Probably both….and here’s why.

The MoJ has confirmed its intention to push on with increasing the small claims limit to £5000 in England and Wales. (https://www.lawgazette.co.uk/law/breaking-news-moj-will-press-on-with-5k-small-claims-limit/5058818.article).
For context, I’ve been in and around the personal injury legal sector for over twenty years. I qualified in 1993, finishing my ‘articles’ at a ‘Plaintiff’ department (ask your grandad) and then joined a very large defendant law firm. There’s no doubt looking back that the seeds of what is happening now were planted all those years ago. At that time the insurance sector was not as well organised, and the costs charged by both sides bore little resemblance to the sort of costs paid on straightforward RTA cases today.

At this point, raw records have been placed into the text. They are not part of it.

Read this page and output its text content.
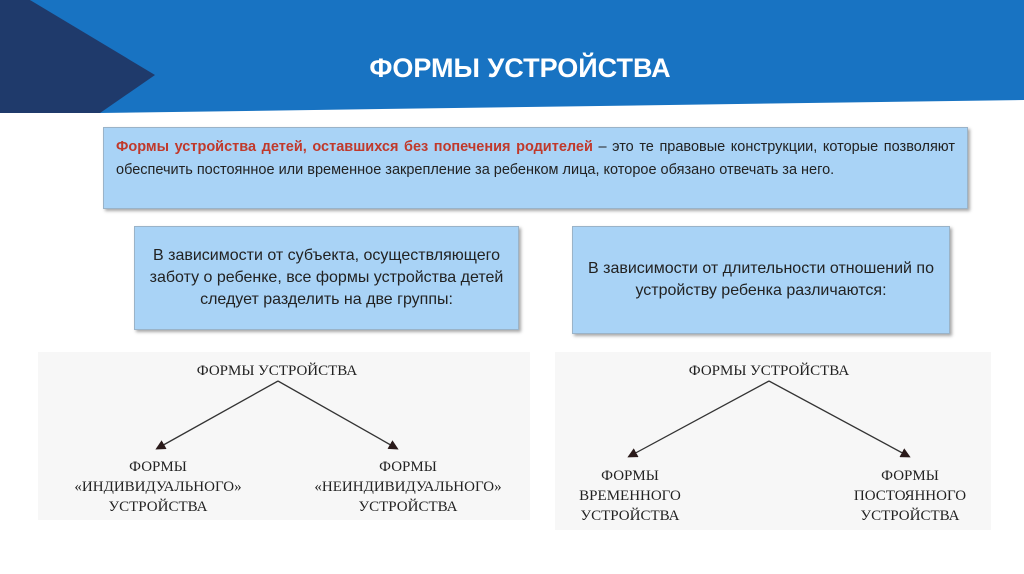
ФОРМЫ УСТРОЙСТВА
Формы устройства детей, оставшихся без попечения родителей – это те правовые конструкции, которые позволяют обеспечить постоянное или временное закрепление за ребенком лица, которое обязано отвечать за него.
В зависимости от субъекта, осуществляющего заботу о ребенке, все формы устройства детей следует разделить на две группы:
В зависимости от длительности отношений по устройству ребенка различаются:
ФОРМЫ УСТРОЙСТВА
ФОРМЫ
«ИНДИВИДУАЛЬНОГО»
УСТРОЙСТВА
ФОРМЫ
«НЕИНДИВИДУАЛЬНОГО»
УСТРОЙСТВА
ФОРМЫ УСТРОЙСТВА
ФОРМЫ
ВРЕМЕННОГО
УСТРОЙСТВА
ФОРМЫ
ПОСТОЯННОГО
УСТРОЙСТВА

We probably need the music from the Hovis advert playing in the background at this point… when I were a lad, there was no fixed fee for personal injury, there was no portal, there was no real restriction on use and choice of medical expert. It was pretty common that each side’s costs were higher than the agreed compensation for the injured party. In the end, something had to give and the last twenty years has seen the steady erosion of a legal sector that the insurance industry felt was a gravy train, backed by increasingly tight regulation around costs and processes.

I was at the Modern Law Claims conference this year, and for most of those in attendance that day, today’s announcement will not have come as a surprise. The key note speaker that day was Jack Straw and he received a less than warm welcome as he put forth his strongly held views against in particular the claimant RTA sector. Many of the lawyers at the event said to me that they thought the small claims increase was inevitable. However, many were defiant about the future of the claimant legal sector.

The firms and people that I admire in the personal injury sector have always been those who push at the boundaries. The ones who innovate and react with agility and commerciality to challenges such as this one. Already we are seeing firms whose bread and butter has traditionally been the RTA sector using their highly trained staff and high quality case management systems to seek out and process other less threatened types of claim. It is often quite rightly coupled with a broader review of their business strategy, spend and efficiency (which is how we often end up talking to them), but the key is that they have realised that standing still at the moment is simply not an option.
There are some incredibly bright and driven individuals in and around the low end personal injury sector, and those bright minds are turning to new markets and new business practices.

There is little doubt that many law firms will suffer as a result of the proposed changes, and indeed the defendant sector will feel that bite too due to its symbiotic relationship with the claimant world, however I’m sure that over the next year, structural changes and identification of new markets will see many firms evolve and thrive in the new world.